What about us? Do WE trust God when circumstances get hard? Or when the going gets tough do the tough get going? When we face hardship do we abandon God, do we doubt he exists, do we question his love for us? Or do we, like Elimlech, take matters into our own hands and do what is right in our own eyes?
Or do we choose to remain and continue to trust? Do we double-down in our relationship with the Lord? Do we talk to him more, do we continue in our daily bible reading, do we search our thoughts and actions critically…looking for where we might have been disobedient or self-centred? God is determined to upend our values. He will test us to see if we value what He can give us more than the privilege and delight of knowing him and being radically changed by the experience.
David Brooks in his book, “The Road to Character” says that character develops when we face “pressure points.” When something bad happens to you you can either get broken, or be broken open. As an example, he tells the story of Sarah, a mother from Ohio who came back from an antiquing trip to find her husband had killed himself and their two kids. She now runs a free pharmacy, she volunteers in the community, she helps women cope with violence, she teaches. She told David this, “I grew from this experience because I was angry. I was going to fight back against what he tried to do to me by making a difference in this world. He meant to kill me, but my response to him is whatever you meant to do to me, I’m not giving you the satisfaction, you’re not going to do it.” (Long pause) That, my friends is a choice. A vote for a character that chooses victory rather than defeat. A character that prizes relationships over isolation. A character that loves others as yourself.

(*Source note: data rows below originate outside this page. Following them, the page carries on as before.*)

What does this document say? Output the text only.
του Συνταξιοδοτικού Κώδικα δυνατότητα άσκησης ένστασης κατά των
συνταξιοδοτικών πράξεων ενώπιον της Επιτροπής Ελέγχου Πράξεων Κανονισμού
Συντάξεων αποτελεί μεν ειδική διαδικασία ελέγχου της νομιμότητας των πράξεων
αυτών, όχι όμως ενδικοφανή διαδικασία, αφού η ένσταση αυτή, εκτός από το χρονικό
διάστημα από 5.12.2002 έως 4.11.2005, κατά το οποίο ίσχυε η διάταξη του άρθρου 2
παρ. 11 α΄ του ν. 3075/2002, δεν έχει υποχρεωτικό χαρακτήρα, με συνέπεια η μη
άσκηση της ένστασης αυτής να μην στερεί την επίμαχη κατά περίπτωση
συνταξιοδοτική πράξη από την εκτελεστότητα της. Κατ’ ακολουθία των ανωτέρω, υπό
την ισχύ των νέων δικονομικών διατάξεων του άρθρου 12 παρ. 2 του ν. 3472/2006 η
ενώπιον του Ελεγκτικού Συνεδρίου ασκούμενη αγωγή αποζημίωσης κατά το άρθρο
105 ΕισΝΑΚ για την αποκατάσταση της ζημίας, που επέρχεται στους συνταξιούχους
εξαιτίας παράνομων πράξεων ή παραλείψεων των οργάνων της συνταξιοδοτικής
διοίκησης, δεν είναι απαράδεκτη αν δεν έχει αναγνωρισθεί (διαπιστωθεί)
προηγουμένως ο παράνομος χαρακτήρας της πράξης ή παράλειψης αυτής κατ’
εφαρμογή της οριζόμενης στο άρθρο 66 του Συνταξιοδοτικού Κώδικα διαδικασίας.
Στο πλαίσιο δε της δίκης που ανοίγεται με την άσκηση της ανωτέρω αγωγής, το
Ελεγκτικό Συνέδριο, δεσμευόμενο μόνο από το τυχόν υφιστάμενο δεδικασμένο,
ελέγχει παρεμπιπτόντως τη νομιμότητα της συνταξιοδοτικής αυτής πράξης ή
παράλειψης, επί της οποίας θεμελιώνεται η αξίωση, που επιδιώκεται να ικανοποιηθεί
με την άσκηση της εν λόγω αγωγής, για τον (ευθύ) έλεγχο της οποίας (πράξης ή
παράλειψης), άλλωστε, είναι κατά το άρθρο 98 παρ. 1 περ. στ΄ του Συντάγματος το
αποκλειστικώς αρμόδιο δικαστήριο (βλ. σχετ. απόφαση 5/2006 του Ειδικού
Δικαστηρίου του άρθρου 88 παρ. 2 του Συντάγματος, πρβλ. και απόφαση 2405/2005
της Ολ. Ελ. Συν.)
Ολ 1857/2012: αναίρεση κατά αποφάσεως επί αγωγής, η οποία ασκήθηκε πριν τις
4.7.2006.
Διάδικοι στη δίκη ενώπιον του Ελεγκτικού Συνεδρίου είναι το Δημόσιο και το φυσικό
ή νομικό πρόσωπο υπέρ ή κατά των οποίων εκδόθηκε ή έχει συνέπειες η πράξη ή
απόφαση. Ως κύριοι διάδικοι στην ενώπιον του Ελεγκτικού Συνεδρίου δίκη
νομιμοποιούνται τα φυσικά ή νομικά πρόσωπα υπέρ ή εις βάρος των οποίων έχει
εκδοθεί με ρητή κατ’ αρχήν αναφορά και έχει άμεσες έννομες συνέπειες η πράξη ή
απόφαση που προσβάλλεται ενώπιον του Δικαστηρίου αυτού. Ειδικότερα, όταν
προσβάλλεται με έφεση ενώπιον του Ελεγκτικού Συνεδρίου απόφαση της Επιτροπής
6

A character that perseveres. (PAUSE) In other words, a character like Jesus. Jesus chose the path of love that also was littered with pain. What will we choose? Will we make choices that bring us into closer harmony with God and with others; or will we choose that which bring us into a state of war and hatred with God, with humanity and even ourselves? As C.S. Lewis the late theologian and author wrote: To be the one kind of creature is heaven: that is, joy and peace, knowledge and power. To be the other means mad madness, horror, idiocy, rage, impotence, and eternal loneliness. Ruth could have given in to anger, bitterness, despair, but she chose to trust God in the midst of her tragedy. Elimlech chose to be self-reliant, Ruth chose to be God reliant. His choice led to death, hers to life. Which will we choose?